Pamtseo'Ite bit deep into the fruit and smiled, wiping the fragrant juices from her smiling lips.

"A good find Ray, you are getting better at this."

Ray sidled up and sat down on the tree limb next to her.

"Glad you think so."

Silently they both watched Pandora's main light source, Alpha Centuri AB sink beneath the horizon. A tenuous twilight was falling, the sun had faded from the sky, but it would be a while until the cold light of local bioluminescence flared to life. Pamtseo'Ite broke the silence first.

"Is it a long way to your world?"

Ray smiled faintly

"Yes. Very far. Took me over five years to get here in fact."

"That is a long time to be away. Do you miss your family?"

Rays smile faded.

"Nothing to miss. Both parents are long gone, no siblings, no uncles, no nothing."

Pamtseo'Ite glanced at the deadpan expression on his face.

"I am sorry. I did not know."

Ray continued to gaze out at the field of stars shining down on the green canopy of the forest.

"Don't be. You stop missing them after a while."

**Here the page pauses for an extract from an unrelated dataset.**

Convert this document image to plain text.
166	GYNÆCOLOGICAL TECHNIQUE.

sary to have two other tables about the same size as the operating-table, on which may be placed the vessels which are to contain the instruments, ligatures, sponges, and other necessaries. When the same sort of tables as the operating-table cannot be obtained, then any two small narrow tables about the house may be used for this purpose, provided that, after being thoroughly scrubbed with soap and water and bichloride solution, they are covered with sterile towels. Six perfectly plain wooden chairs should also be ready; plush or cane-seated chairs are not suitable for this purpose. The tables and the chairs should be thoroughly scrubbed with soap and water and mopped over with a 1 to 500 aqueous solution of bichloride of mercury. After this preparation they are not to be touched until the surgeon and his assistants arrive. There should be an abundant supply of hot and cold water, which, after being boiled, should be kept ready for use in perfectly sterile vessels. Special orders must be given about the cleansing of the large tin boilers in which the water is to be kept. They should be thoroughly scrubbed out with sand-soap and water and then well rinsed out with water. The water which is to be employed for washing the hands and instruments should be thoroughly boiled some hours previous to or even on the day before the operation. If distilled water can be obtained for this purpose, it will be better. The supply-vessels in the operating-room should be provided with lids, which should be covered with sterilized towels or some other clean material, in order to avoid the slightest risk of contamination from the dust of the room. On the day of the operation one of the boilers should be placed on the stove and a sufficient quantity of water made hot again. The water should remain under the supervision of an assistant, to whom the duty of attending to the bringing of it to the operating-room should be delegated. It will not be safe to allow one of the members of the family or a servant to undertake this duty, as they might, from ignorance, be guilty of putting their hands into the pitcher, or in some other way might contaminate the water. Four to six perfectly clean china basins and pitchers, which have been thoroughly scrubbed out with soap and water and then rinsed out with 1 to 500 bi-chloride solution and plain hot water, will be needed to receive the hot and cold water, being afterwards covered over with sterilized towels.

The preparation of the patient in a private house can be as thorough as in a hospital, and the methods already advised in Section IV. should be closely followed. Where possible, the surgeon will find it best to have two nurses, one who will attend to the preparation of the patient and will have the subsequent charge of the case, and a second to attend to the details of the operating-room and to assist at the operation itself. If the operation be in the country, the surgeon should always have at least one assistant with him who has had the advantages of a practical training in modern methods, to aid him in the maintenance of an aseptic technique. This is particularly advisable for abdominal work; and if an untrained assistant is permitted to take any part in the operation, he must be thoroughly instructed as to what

A long pause followed before she spoke again.

"Do you miss your home?"

Ray looked out at the stars, wondering if the little grey-blue ball was spinning out there somewhere near one of them.

"No, I can honestly say I don't miss Earth. It wasn't a nice place to live, and I expect its only gotten worse."

"What happened?"

Ray twiddled his thumbs

"It's a long story. Look, its getting late, we should head back."

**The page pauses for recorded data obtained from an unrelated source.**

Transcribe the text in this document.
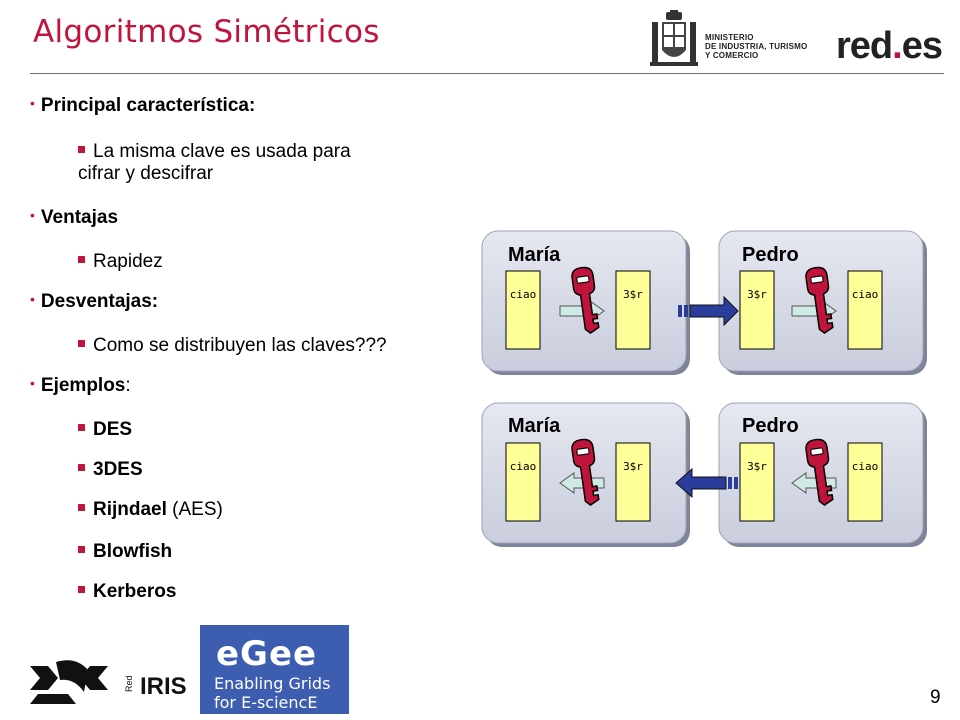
Algoritmos Simétricos	MINISTERIO
DE INDUSTRIA, TURISMO
Y COMERCIO	red.es
• Principal característica:
La misma clave es usada para
cifrar y descifrar
• Ventajas
Rapidez
• Desventajas:
Como se distribuyen las claves???
• Ejemplos:
DES
3DES
Rijndael (AES)
Blowfish
Kerberos
María
ciao	3$r
Pedro
3$r	ciao
María
ciao	3$r
Pedro
3$r	ciao
Red IRIS
eGee
Enabling Grids
for E-sciencE	9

Pamtseo'Ite swiveled around on the branch to face Ray and crossed her legs.

"We have time. Come, tell me."

Rays looked down past his dangling legs at the cornucopia of greenery swaying gently in the dusk breeze below. After a while, he spoke.

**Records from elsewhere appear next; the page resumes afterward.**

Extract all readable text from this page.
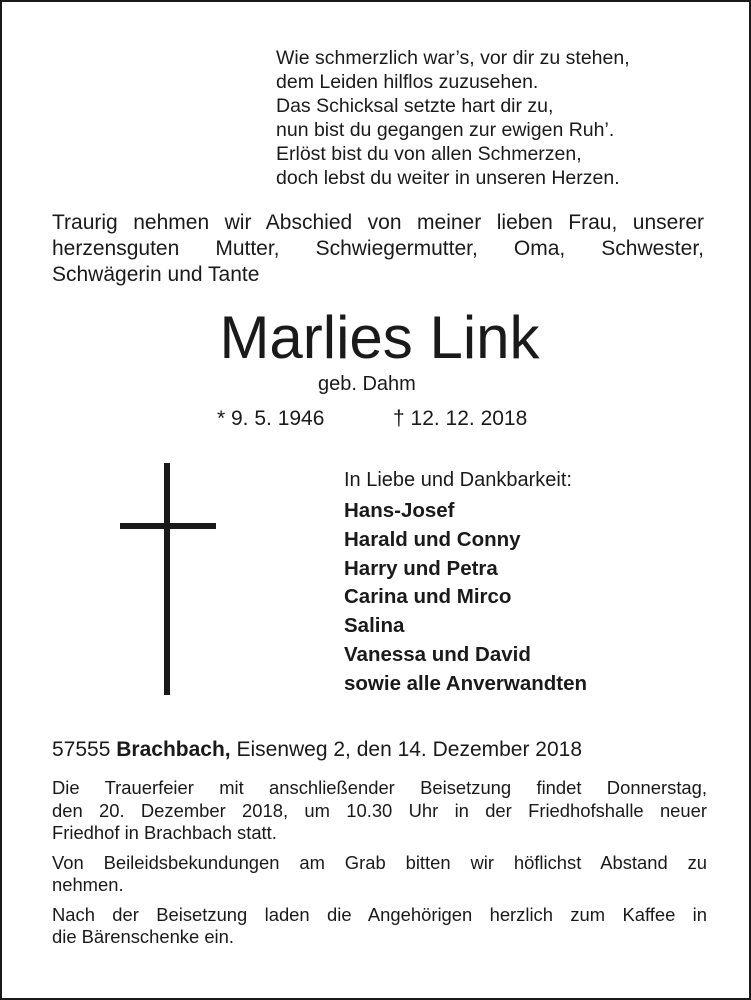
Wie schmerzlich war’s, vor dir zu stehen,
dem Leiden hilflos zuzusehen.
Das Schicksal setzte hart dir zu,
nun bist du gegangen zur ewigen Ruh’.
Erlöst bist du von allen Schmerzen,
doch lebst du weiter in unseren Herzen.
Traurig nehmen wir Abschied von meiner lieben Frau, unserer
herzensguten Mutter, Schwiegermutter, Oma, Schwester,
Schwägerin und Tante
Marlies Link
geb. Dahm
* 9. 5. 1946	† 12. 12. 2018
In Liebe und Dankbarkeit:
Hans-Josef
Harald und Conny
Harry und Petra
Carina und Mirco
Salina
Vanessa und David
sowie alle Anverwandten
57555 Brachbach, Eisenweg 2, den 14. Dezember 2018

Die Trauerfeier mit anschließender Beisetzung findet Donnerstag,
den 20. Dezember 2018, um 10.30 Uhr in der Friedhofshalle neuer
Friedhof in Brachbach statt.

Von Beileidsbekundungen am Grab bitten wir höflichst Abstand zu
nehmen.

Nach der Beisetzung laden die Angehörigen herzlich zum Kaffee in
die Bärenschenke ein.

"It started with the water. We ran out."

Pamtseo'Ite looked at him with a puzzled expression.

"How can you run out of water? Is your home dry?"

"Not at first it wasn't. In the beginning there was enough for everyone, and no one paid much attention to where it came from. We handed control of it over to corporations, thinking they would manage it for us, but they pumped too much, and the cycle of clean water was disrupted."

Again Pamtseo'Ite looked confused.

"Co-po-rayshuns?"

Ray clarified.

"Groups of sky people, banded together to make money at any cost."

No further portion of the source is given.